Me: Can you give me what the first 20 lines of dialog would be if steve jobs went on the joe rogan podcast?

ChatGPT:

Steve Jobs: Hey Joe, thanks for having me on the show.

Joe Rogan: No problem, Steve. It's an honor to have you here.

Steve Jobs: So, what do you want to talk about?

Joe Rogan: Well, I was thinking we could start by discussing your time at Apple, and the impact that your work has had on the technology industry.

Steve Jobs: Sure, that sounds good.

Joe Rogan: So, how did you first become involved with Apple?

Steve Jobs: It all started back in the 1970s, when I was a college dropout working on computers in my garage. I had always been interested in technology and entrepreneurship, and I saw a huge opportunity in the emerging personal computer market.

Joe Rogan: And how did you go from working in your garage to creating one of the most successful technology companies in history?

Steve Jobs: It was a long and winding road. We started out by building and selling computer kits, and eventually we released our first personal computer, the Apple I. It was a big hit, and it really put us on the map.

Joe Rogan: And then you went on to create some of the most iconic products in tech history, like the Macintosh, the iPod, the iPhone, and the iPad.

Steve Jobs: Yeah, it was an incredible journey. Each of those products was a game-changer in its own way, and they really transformed the way people interact with technology.

Joe Rogan: And how did you come up with the ideas for these products? What was your process like?

Steve Jobs: It was a combination of things. I always had a passion for design and user experience, and I was always looking for ways to make technology more intuitive and accessible.
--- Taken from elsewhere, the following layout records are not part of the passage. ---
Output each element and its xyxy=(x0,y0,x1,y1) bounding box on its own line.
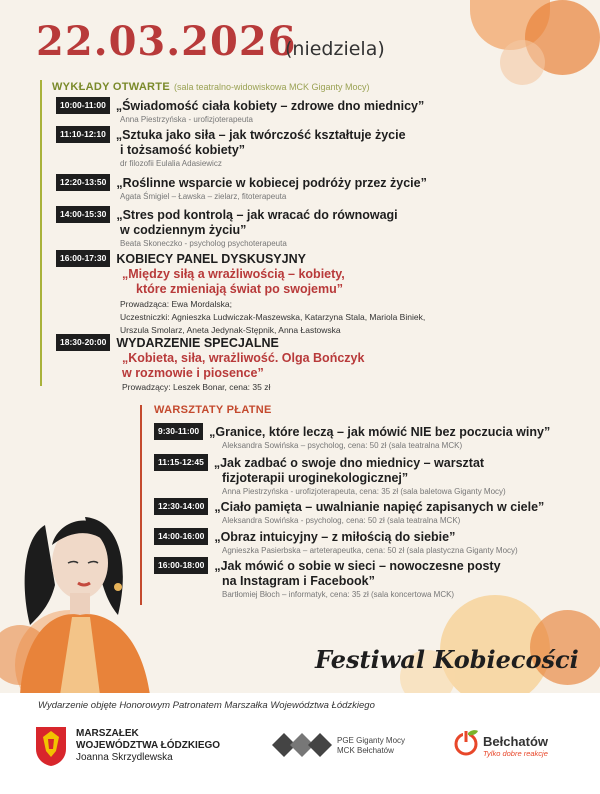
workshop-title-cont: na Instagram i Facebook” xyxy=(222,574,375,588)
workshop-item xyxy=(154,454,594,496)
section-venue: (sala teatralno-widowiskowa MCK Giganty Mocy) xyxy=(173,82,370,92)
panel-host: Prowadząca: Ewa Mordalska; xyxy=(120,299,232,309)
panel-title: KOBIECY PANEL DYSKUSYJNY xyxy=(116,252,306,266)
lecture-item xyxy=(56,126,576,168)
event-day: (niedziela) xyxy=(285,38,385,60)
pge-line2: MCK Bełchatów xyxy=(337,746,394,755)
panel-subtitle: „Między siłą a wrażliwością – kobiety, xyxy=(122,267,345,281)
time-badge: 18:30-20:00 xyxy=(56,334,110,351)
special-subtitle: „Kobieta, siła, wrażliwość. Olga Bończyk xyxy=(122,351,365,365)
time-badge: 14:00-15:30 xyxy=(56,206,110,223)
event-date: 22.03.2026 xyxy=(36,18,297,65)
special-host: Prowadzący: Leszek Bonar, cena: 35 zł xyxy=(122,382,271,392)
time-badge: 16:00-17:30 xyxy=(56,250,110,267)
lecture-speaker: Anna Piestrzyńska - urofizjoterapeuta xyxy=(120,115,253,124)
pge-line1: PGE Giganty Mocy xyxy=(337,736,406,745)
pge-giganty-mocy-logo-icon xyxy=(272,730,332,760)
time-badge: 12:30-14:00 xyxy=(154,498,208,515)
workshop-item xyxy=(154,498,594,525)
workshop-title: „Jak mówić o sobie w sieci – nowoczesne posty xyxy=(214,559,501,573)
lecture-speaker: Beata Skoneczko - psycholog psychoterapeuta xyxy=(120,239,287,248)
belchatow-power-icon xyxy=(452,729,480,757)
time-badge: 9:30-11:00 xyxy=(154,423,203,440)
marshal-line2: WOJEWÓDZTWA ŁÓDZKIEGO xyxy=(76,740,221,751)
workshop-details: Anna Piestrzyńska - urofizjoterapeuta, cena: 35 zł (sala baletowa Giganty Mocy) xyxy=(222,487,506,496)
time-badge: 11:10-12:10 xyxy=(56,126,110,143)
marshal-logo-text xyxy=(76,728,220,764)
lecture-title: „Roślinne wsparcie w kobiecej podróży przez życie” xyxy=(116,176,427,190)
pge-logo-text xyxy=(337,736,405,756)
city-name: Bełchatów xyxy=(483,734,549,749)
time-badge: 12:20-13:50 xyxy=(56,174,110,191)
time-badge: 10:00-11:00 xyxy=(56,97,110,114)
city-slogan: Tylko dobre reakcje xyxy=(483,749,548,758)
panel-participants-cont: Urszula Smolarz, Aneta Jedynak-Stępnik, Anna Łastowska xyxy=(120,325,341,335)
workshops-divider-line xyxy=(140,405,142,605)
workshop-title: „Obraz intuicyjny – z miłością do siebie” xyxy=(214,530,456,544)
time-badge: 11:15-12:45 xyxy=(154,454,208,471)
special-subtitle-cont: w rozmowie i piosence” xyxy=(122,366,264,380)
lecture-item xyxy=(56,97,576,124)
panel-subtitle-cont: które zmieniają świat po swojemu” xyxy=(136,282,344,296)
workshop-title: „Ciało pamięta – uwalnianie napięć zapisanych w ciele” xyxy=(214,500,545,514)
lecture-item xyxy=(56,174,576,201)
panel-participants: Uczestniczki: Agnieszka Ludwiczak-Maszewska, Katarzyna Stala, Mariola Biniek, xyxy=(120,312,426,322)
lecture-title: „Świadomość ciała kobiety – zdrowe dno miednicy” xyxy=(115,99,425,113)
workshop-item xyxy=(154,557,594,599)
lecture-title: „Stres pod kontrolą – jak wracać do równowagi xyxy=(116,208,398,222)
workshop-title-cont: fizjoterapii uroginekologicznej” xyxy=(222,471,409,485)
workshop-details: Agnieszka Pasierbska – arteterapeutka, cena: 50 zł (sala plastyczna Giganty Mocy) xyxy=(222,546,518,555)
woman-illustration xyxy=(0,505,170,695)
city-logo-text xyxy=(483,736,548,760)
lecture-speaker: Agata Śmigiel – Ławska – zielarz, fitoterapeuta xyxy=(120,192,287,201)
section-heading-open-lectures xyxy=(52,81,370,93)
workshop-details: Aleksandra Sowińska - psycholog, cena: 50 zł (sala teatralna MCK) xyxy=(222,516,461,525)
section-heading-workshops: WARSZTATY PŁATNE xyxy=(154,404,272,416)
workshop-details: Aleksandra Sowińska – psycholog, cena: 50 zł (sala teatralna MCK) xyxy=(222,441,463,450)
marshal-line1: MARSZAŁEK xyxy=(76,728,139,739)
voivodeship-coat-of-arms-icon xyxy=(34,725,68,767)
lecture-speaker: dr filozofii Eulalia Adasiewicz xyxy=(120,159,222,168)
workshop-item xyxy=(154,423,594,450)
workshop-title: „Jak zadbać o swoje dno miednicy – warsztat xyxy=(213,456,485,470)
lecture-item xyxy=(56,206,576,248)
patronage-text: Wydarzenie objęte Honorowym Patronatem Marszałka Województwa Łódzkiego xyxy=(38,700,375,711)
panel-item xyxy=(56,250,576,337)
workshop-details: Bartłomiej Błoch – informatyk, cena: 35 zł (sala koncertowa MCK) xyxy=(222,590,455,599)
section-divider-line xyxy=(40,80,42,386)
special-event-item xyxy=(56,334,576,394)
lecture-title-cont: w codziennym życiu” xyxy=(120,223,247,237)
festival-title: Festiwal Kobiecości xyxy=(315,645,579,674)
time-badge: 16:00-18:00 xyxy=(154,557,208,574)
special-title: WYDARZENIE SPECJALNE xyxy=(116,336,279,350)
workshop-title: „Granice, które leczą – jak mówić NIE bez poczucia winy” xyxy=(209,425,551,439)
footer xyxy=(0,693,600,794)
lecture-title: „Sztuka jako siła – jak twórczość kształtuje życie xyxy=(115,128,406,142)
section-heading-label: WYKŁADY OTWARTE xyxy=(52,81,170,93)
marshal-name: Joanna Skrzydlewska xyxy=(76,752,173,763)
time-badge: 14:00-16:00 xyxy=(154,528,208,545)
workshop-item xyxy=(154,528,594,555)
decor-circle xyxy=(500,40,545,85)
lecture-title-cont: i tożsamość kobiety” xyxy=(120,143,246,157)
I also had a great team at Apple who helped me bring my visions to life.

Joe Rogan: And what was it like working with Steve Wozniak and the other members of the Apple team?

Steve Jobs: It was amazing. Woz and I had a great partnership, and we complemented each other really well. And the rest of the team was incredibly talented and dedicated. We all had a shared vision for what we wanted to accomplish, and we worked tirelessly to make it a reality.

[So, yes, "easy" to generate this safe dialogue, "easy" to put it back in the original audio format of the speaker. Only going to get better from here.]